I - L’adoption de la loi fait suite à la condamnation de l'État argentin par la CIADH
La Constitution nationale a été réformée en 1994 avec l'incorporation de l'article 75.2, qui donne valeur constitutionnelle aux Traités des Droits de l'Homme. Sur le plan international, il convient de noter la condamnation de l'Argentine par la Commission Interaméricaine des Droits de l'Homme (Darwinia Rosa Mónaco de Gallicchio, le 3 avril 1995), arrêt où la Commission demande à l'État « de persévérer dans les enquêtes sur les disparitions d'enfants, d'établir leur véritable identité, de délivrer des papiers d'identité à leur vrai noms et de leur accorder rapidement la réparation à laquelle ils ont droit eux et leurs familles. » L'État argentin s'est alors engagé (le 11 septembre 2009) devant la CIADH à adopter toutes les mesures nécessaires pour que soient obligatoires les analyses génétiques dans ce types d'affaires (peticion n°242/03, Inocencia Luca de Pegoraro). Ainsi, la loi récemment adoptée tâche de remplir cette obligation .

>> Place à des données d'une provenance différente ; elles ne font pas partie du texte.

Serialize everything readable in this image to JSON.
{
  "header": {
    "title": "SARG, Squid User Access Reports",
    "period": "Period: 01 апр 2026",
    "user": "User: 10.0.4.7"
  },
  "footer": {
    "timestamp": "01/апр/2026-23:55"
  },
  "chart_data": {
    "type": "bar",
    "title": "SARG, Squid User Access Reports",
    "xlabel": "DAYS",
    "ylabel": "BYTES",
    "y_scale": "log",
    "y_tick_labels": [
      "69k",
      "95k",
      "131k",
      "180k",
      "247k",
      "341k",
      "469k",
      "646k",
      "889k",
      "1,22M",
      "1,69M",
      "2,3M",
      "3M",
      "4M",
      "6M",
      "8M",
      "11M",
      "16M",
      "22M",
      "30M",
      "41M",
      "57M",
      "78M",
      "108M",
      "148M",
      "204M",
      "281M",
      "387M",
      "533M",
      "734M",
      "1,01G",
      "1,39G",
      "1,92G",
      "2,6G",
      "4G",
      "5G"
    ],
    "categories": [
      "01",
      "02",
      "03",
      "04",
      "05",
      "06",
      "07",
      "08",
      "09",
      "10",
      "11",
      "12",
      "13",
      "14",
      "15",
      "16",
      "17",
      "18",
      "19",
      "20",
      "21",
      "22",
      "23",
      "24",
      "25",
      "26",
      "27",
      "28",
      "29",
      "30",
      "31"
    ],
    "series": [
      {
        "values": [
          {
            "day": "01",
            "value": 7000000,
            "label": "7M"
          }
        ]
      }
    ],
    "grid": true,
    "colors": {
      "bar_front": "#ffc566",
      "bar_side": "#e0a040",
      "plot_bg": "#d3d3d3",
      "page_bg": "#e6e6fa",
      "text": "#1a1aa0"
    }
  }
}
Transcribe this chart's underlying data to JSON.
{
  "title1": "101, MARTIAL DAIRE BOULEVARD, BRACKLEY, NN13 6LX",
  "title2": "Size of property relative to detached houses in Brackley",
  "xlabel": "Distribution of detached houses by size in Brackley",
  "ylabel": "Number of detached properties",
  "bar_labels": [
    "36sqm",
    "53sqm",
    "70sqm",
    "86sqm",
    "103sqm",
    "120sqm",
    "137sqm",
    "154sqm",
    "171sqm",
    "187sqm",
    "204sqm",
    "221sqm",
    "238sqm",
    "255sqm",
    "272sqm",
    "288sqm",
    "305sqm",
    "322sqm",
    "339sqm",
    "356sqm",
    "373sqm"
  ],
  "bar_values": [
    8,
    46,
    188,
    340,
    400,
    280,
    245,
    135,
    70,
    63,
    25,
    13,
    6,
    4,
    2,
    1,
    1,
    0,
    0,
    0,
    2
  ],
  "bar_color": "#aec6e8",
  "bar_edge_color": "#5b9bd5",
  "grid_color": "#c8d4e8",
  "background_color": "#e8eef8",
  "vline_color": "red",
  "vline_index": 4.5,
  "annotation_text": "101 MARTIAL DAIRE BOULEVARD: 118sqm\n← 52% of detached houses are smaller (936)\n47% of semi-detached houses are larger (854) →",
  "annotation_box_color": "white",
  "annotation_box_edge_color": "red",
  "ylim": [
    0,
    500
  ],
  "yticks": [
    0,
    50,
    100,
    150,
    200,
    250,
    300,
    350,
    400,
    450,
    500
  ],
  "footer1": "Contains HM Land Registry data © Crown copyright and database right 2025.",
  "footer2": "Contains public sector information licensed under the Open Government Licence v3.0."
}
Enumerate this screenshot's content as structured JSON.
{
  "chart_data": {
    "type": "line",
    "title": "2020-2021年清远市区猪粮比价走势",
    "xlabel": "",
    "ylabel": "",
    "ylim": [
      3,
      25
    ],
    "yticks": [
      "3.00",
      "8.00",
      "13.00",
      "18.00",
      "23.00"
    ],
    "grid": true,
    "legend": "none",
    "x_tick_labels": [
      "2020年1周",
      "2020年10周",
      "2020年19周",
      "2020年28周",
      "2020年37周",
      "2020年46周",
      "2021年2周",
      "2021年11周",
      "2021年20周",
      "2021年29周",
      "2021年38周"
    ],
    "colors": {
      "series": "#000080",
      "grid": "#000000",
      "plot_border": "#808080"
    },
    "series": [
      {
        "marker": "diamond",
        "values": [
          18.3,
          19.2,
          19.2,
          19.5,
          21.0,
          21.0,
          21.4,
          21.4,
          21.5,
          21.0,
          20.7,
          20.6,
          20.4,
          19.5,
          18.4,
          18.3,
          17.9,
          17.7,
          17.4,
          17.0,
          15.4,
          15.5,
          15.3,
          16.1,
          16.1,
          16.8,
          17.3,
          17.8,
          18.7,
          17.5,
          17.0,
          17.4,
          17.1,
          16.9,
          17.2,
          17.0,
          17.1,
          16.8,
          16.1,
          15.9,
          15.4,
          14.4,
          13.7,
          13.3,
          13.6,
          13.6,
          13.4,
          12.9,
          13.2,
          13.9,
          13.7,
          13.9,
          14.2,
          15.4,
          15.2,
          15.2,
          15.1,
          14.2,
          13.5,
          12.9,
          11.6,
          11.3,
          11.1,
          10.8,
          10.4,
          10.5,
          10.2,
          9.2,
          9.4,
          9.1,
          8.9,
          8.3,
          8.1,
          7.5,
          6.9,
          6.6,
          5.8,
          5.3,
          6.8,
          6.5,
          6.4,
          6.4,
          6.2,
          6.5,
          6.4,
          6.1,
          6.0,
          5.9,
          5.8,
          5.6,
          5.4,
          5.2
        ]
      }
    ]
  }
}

II - Droit à l'identité, droit à la vie privée et droit à la vérité: les problèmes posés par les prélèvement obligatoires dans les procès pénaux
La Constitution nationale protège le droit à la vie privée (article 19), sous réserve du respect des droits des tiers ou de l'ordre public. Dans chaque affaire, les juges doivent prendre en compte le droit à l'intimité de la victime (art. 19 de la Constitution), le droit à la vérité des familles biologiques (qui implique « le droit de la victime et de sa famille à obtenir des organes compétents de l'État l'éclaircissement des faits infractionnels (...) à travers le procès des responsables »- CourIADH, « Barrios Altos », le 14 mars 2001- mais aussi, depuis peu, la recherche des liens de parenté, sans aucune conséquence civile sans l'accord de la victime- voir plus loin les affaires Prieto 1 et 2) et l'engagement de l'État vis-à-vis de la Cour IADH quant à la poursuite des responsables de crimes contre l'humanité (même arrêt).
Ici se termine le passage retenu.